As a friend of mine recently said, "Being helpful is overrated. Being is harder."
I have heard so many stories in recent weeks of people in crisis who found themselves abandoned when they needed company the most because the people they relied on could not do the one thing they truly needed: Be. Someone to sit with them in their crisis. To stand beside them. To simply be in the eye of the storm. There, where any words of encouragement would be hollow and trite, any advice had already been tried, and humor was an unwelcome distraction.
In the Jewish faith, there is a beautiful tradition of "sitting shiva." Mourners who have lost immediate family members observe seven days of mourning, litterally sitting shiva on low stools, usually in the house of the deceased. It is considered a mitzvah--literally meaning "commandment" but more generally understood to mean "a good deed"--to visit with mourners during shiva. The laws and customs associated with this time of bereavement bespeak the wisdom of Romans 12:15 and of my friend, that sometimes the best--if hardest--thing to do is simply to weep with those who weep.

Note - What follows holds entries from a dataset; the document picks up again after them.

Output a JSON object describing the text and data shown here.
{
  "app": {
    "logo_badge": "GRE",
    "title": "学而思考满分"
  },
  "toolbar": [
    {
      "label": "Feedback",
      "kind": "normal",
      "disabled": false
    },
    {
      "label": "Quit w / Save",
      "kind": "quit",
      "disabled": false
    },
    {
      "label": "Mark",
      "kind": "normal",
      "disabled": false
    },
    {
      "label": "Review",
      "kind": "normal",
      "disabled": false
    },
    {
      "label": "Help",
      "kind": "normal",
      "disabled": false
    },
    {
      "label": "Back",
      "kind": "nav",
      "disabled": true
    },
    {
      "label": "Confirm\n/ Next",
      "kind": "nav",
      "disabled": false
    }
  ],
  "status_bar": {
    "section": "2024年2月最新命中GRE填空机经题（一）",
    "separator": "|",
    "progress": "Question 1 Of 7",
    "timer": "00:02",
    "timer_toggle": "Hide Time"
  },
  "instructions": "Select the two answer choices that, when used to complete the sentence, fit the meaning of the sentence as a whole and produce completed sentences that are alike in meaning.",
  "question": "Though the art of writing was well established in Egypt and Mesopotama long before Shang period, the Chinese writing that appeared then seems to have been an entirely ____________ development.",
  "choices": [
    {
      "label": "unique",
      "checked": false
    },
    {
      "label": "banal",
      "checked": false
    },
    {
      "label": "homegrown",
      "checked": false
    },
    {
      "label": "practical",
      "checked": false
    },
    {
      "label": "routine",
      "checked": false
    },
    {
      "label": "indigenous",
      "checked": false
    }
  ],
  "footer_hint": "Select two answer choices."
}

When a visitor enters a Jewish house of mourning, no greetings are exchanged. Visitors wait for the mourners to initiate conversation. Once engaged in conversation by the mourners, it is of course appropriate for visitors to talk about the deceased. The point is not to avoid conversation or to act like nothing has happened but to let the mourner determine the course and tone of the mourning. If the mourner never speaks, then the visitor never speaks. He merely sits. He is merely there. And, this is a mitzvah.
It can be frightening to meet someone in their grief. It can be unnerving for us to acknowledge that there may be no help. Like Job's friends, we itch to start spouting our wise maxims. For a mother who has miscarried, "God has a plan." To a friend who is devastated by long years of unanswered prayer, "Let go, and let God." For the widower, "She's in a better place."
All these things may be true, but they may also not be, and the real test is: is it necessary to share them? Perhaps, in some situations, it may be. In others, however, I think it is often preferable to simply be. And to be. And to be. For as long as we are needed. Like our Blessed Mother on Calvary, can we simply be, through it all, to the end, until it is finished?